My first divination teachers were my mother, an excellent and animated card reader who used a modified version of a Vegas playing deck, an aunt whose divination practice was based in scrying (she favored antebellum crystal punch bowls), and Mother Harriet Cossgrove, a practitioners working within the Southern Rootwork tradition. Mother Harriet used a regular deck of playing cards and the Bible as the foundation of her divinatory practice. Other early influences were Miss Maggie Burkley, who predicted the next essay of this book when I was 15 years old, and Sister Myrt, who taught me the art of fixing lights (preparing prayer candles), healing herbal remedies, and meditation.
In most Southern Rootwork traditions, apprenticeship periods are long and particular. Official acknowledgement from community elders affirming that one has sufficiently apprenticed in the art of Rootwork-based divination (which can involve completing an extraordinary set of tasks) comes with the understanding that it is never possible to master divination, as divination by its inherent nature, refuses to be a fixed phenomenon and does not submit to the limits of a human imagination.

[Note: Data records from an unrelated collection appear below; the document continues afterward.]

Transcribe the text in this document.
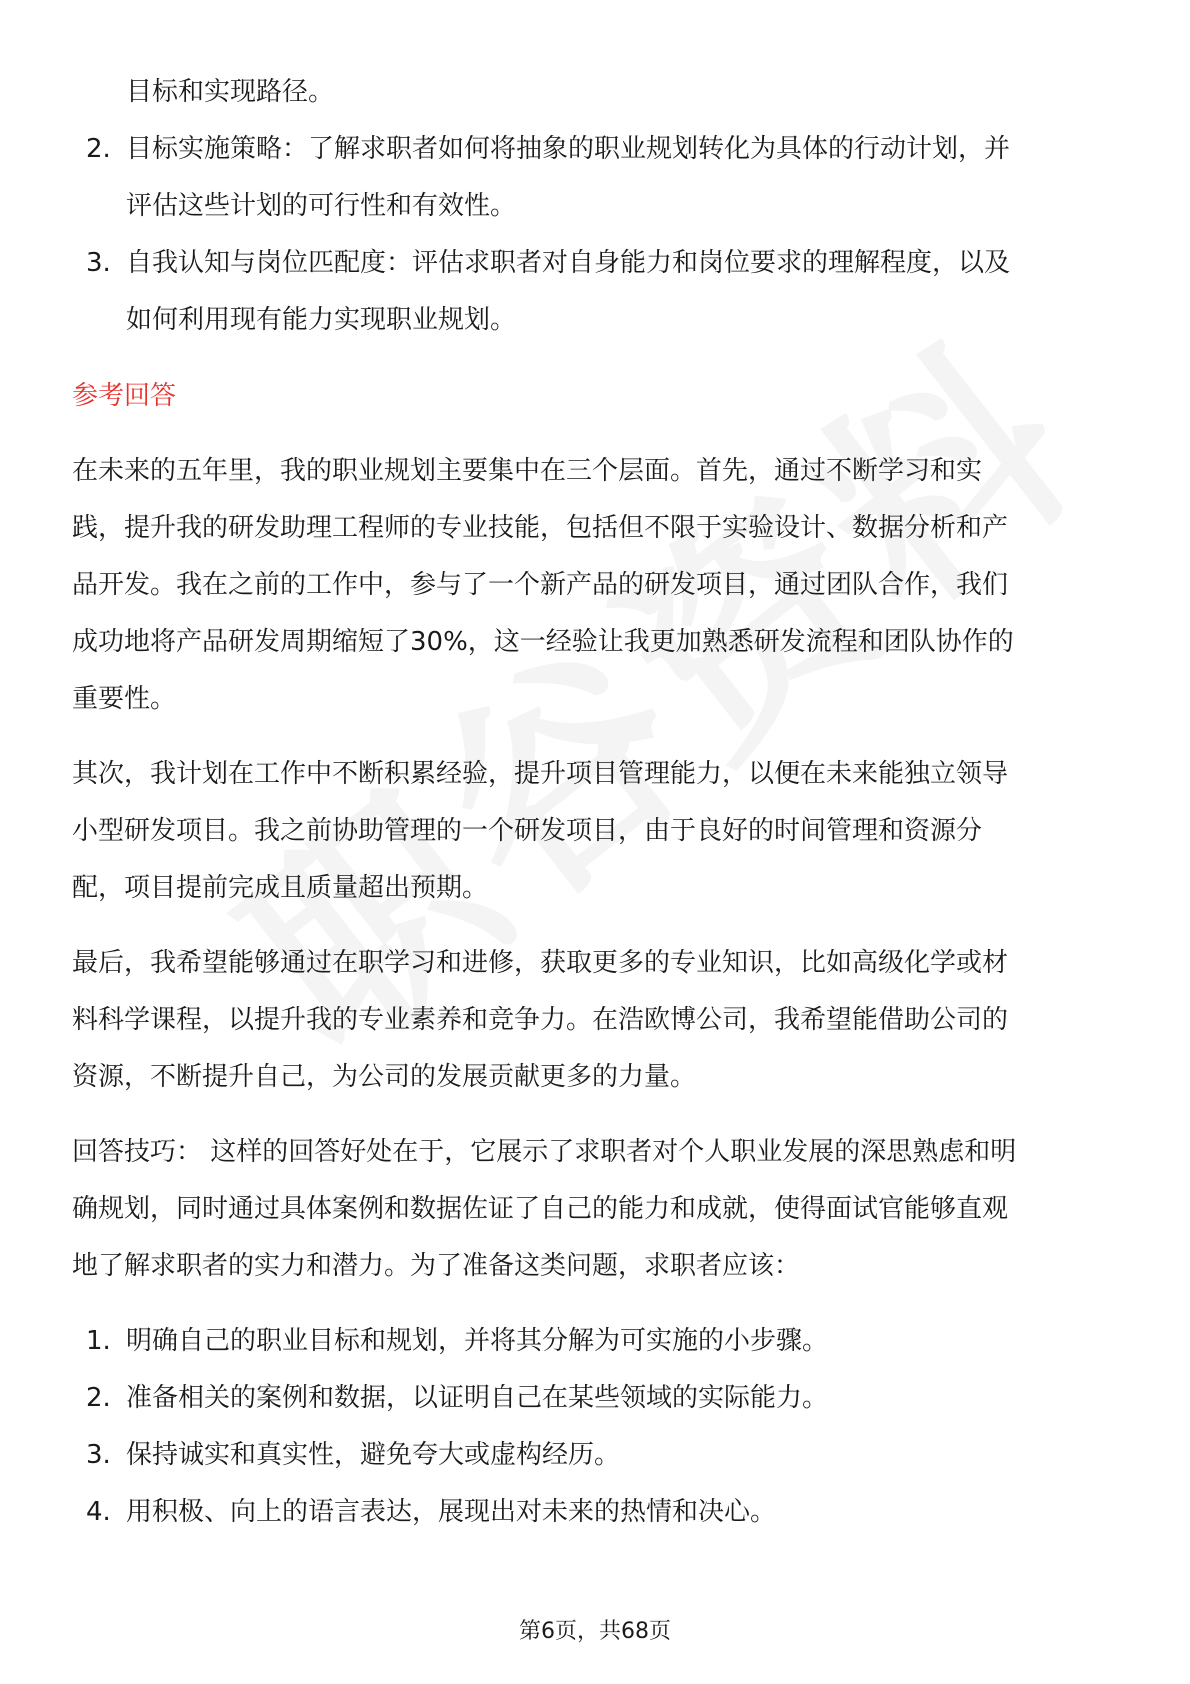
目标和实现路径。

2. 目标实施策略：了解求职者如何将抽象的职业规划转化为具体的行动计划，并

评估这些计划的可行性和有效性。

3. 自我认知与岗位匹配度：评估求职者对自身能力和岗位要求的理解程度，以及

如何利用现有能力实现职业规划。

参考回答

在未来的五年里，我的职业规划主要集中在三个层面。首先，通过不断学习和实

践，提升我的研发助理工程师的专业技能，包括但不限于实验设计、数据分析和产

品开发。我在之前的工作中，参与了一个新产品的研发项目，通过团队合作，我们

成功地将产品研发周期缩短了30%，这一经验让我更加熟悉研发流程和团队协作的

重要性。

其次，我计划在工作中不断积累经验，提升项目管理能力，以便在未来能独立领导

小型研发项目。我之前协助管理的一个研发项目，由于良好的时间管理和资源分

配，项目提前完成且质量超出预期。

最后，我希望能够通过在职学习和进修，获取更多的专业知识，比如高级化学或材

料科学课程，以提升我的专业素养和竞争力。在浩欧博公司，我希望能借助公司的

资源，不断提升自己，为公司的发展贡献更多的力量。

回答技巧： 这样的回答好处在于，它展示了求职者对个人职业发展的深思熟虑和明

确规划，同时通过具体案例和数据佐证了自己的能力和成就，使得面试官能够直观

地了解求职者的实力和潜力。为了准备这类问题，求职者应该：

1. 明确自己的职业目标和规划，并将其分解为可实施的小步骤。

2. 准备相关的案例和数据，以证明自己在某些领域的实际能力。

3. 保持诚实和真实性，避免夸大或虚构经历。

4. 用积极、向上的语言表达，展现出对未来的热情和决心。

第6页，共68页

There is no assurance that because a reader can attune to fortunate outcomes for others that she will be fortunate. Narrative orchestrations that collaborate with uncertainty work in varied ways through the live wires tucked within a reader. A story (but not for now): how master readers fall, become subsumed, or disappear. This is also true of some writers.
II.
I have come to think of divination as a form of reading-as-being: an embodied hermeneutics, an ontological situation. As I was taught it, reading cards is not a privatized method-event of predicting a given situation.
A bit of unsolicited advice: choose the reader with the forked tongue, a reader able to straddle the border between inside and outside, who is able to move, unburdened, through the ouroboros, dissolving the stitches holding in tension the binary, and who can, instead, give way to the realms of uncertainty, simultaneity, contradiction, paradox, and parable. [...]
IV.
Sometimes students, when studying card reading, wonder about meaning. If they memorize the meanings assigned to certain cards, will this help? Sure. Though this is when I say some iteration of, “What condition must be present in order to best position one’s multiple selves in the guts of the flux, all while remaining sentient, multi-conversant, oriented towards upliftment, and able, through a variety of modes and practices, to offer visibility to some poignant patterns?”
Being an effective reader is contingent upon the quality of presence with which one positions oneself in the constant stream of information and texts. That stream is wherever you are, all of the time, in every grand place, and in every suffering pit.
How are you in it? How does your awareness participate? How do you read and write there? What syntactical logics emerge from such writing, and what do they say towards being? In this place I wrote with water; in this place, an extinguished match; here, blood and cheap perfume; here, nothing.